PurposeArtificially Intelligent (AI) chatbots have the potential to produce information to support shared prostate cancer (PrCA) decision-making. Therefore, our purpose was to evaluate and compare the accuracy, completeness, readability, and credibility of responses from standard and advanced versions of popular chatbots: ChatGPT-3.5, ChatGPT-4.0, Microsoft Copilot, Microsoft Copilot Pro, Google Gemini, and Google Gemini Advanced. We also investigated whether prompting chatbots for low-literacy PrCA information would improve the readability of responses. Lastly, we determined if the responses were appropriate for African-American men, who have the worst PrCA outcomes.ApproachThe study used a cross-sectional approach to examine the quality of responses solicited from chatbots.ParticipantsThe study did not include human subjects.MethodEleven frequently asked PrCA questions, based on resources produced by the Centers for Disease Control and Prevention (CDC) and the American Cancer Society (ACS), were posed to each chatbot twice (once for low literacy populations).
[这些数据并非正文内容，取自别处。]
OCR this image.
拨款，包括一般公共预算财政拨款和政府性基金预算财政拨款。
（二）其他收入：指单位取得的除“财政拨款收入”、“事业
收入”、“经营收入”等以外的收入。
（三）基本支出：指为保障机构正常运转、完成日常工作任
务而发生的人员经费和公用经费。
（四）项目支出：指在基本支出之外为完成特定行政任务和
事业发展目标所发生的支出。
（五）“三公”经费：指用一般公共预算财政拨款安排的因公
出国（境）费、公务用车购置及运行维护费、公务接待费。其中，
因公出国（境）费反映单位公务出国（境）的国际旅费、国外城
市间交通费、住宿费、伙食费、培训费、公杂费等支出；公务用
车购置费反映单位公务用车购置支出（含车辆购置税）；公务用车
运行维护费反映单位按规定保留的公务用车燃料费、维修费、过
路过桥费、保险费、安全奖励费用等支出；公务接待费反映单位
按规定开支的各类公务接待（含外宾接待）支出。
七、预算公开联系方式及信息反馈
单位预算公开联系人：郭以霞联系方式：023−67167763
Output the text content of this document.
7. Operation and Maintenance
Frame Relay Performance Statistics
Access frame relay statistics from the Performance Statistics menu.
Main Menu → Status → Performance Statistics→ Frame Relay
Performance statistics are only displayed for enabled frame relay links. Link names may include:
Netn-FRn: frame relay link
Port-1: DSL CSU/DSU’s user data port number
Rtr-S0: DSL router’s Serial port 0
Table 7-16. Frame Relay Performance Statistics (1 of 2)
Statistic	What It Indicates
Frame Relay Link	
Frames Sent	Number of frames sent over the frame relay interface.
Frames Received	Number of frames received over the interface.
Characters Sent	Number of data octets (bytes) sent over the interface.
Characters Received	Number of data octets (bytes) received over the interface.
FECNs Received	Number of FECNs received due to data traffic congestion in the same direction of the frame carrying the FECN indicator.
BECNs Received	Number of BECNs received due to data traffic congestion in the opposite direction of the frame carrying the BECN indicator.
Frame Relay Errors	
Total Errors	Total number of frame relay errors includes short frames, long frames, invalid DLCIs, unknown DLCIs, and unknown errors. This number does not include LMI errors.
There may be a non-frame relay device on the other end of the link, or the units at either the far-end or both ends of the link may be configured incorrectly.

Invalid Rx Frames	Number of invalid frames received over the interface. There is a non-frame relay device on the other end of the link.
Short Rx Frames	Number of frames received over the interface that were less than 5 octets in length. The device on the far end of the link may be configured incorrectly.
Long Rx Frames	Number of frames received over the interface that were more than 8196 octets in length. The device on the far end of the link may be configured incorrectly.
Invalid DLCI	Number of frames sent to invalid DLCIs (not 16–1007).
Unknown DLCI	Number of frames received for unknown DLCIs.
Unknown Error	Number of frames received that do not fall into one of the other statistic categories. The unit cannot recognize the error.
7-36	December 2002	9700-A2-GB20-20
A coding/rating form containing questions with key points/answers from the ACS or CDC to facilitate the rating process. Accuracy and completeness were rated dichotomously (i.e., yes/no). Credibility was determined by whether a trustworthy medical or health-related organization was cited. Readability was determined using a Flesch-Kincaid readability score calculator that enabled chatbot responses to be entered individually. Average accuracy, completeness, credibility, and readability percentages or scores were calculated using Excel.ResultsAll chatbots were accurate, but the completeness, readability, and credibility of responses varied. Soliciting low-literacy responses significantly improved readability, but sometimes at the detriment of completeness. All chatbots recognized the higher PrCA risk in African-American men and tailored screening recommendations. Microsoft Copilot Pro had the best overall performance on standard screening questions. Microsoft Copilot outperformed other chatbots on responses for low literacy populations.ConclusionsAI chatbots are useful tools for learning about PrCA screening but should be combined with healthcare provider advice.

求助全文

通过发布文献求助，成功后即可免费获取论文全文。去求助

来源期刊

American Journal of Health Promotion PUBLIC, ENVIRONMENTAL & OCCUPATIONAL HEALTH-

CiteScore

4.40

自引率

3.70%

发文量

184

期刊介绍： The editorial goal of the American Journal of Health Promotion is to provide a forum for exchange among the many disciplines involved in health promotion and an interface between researchers and practitioners.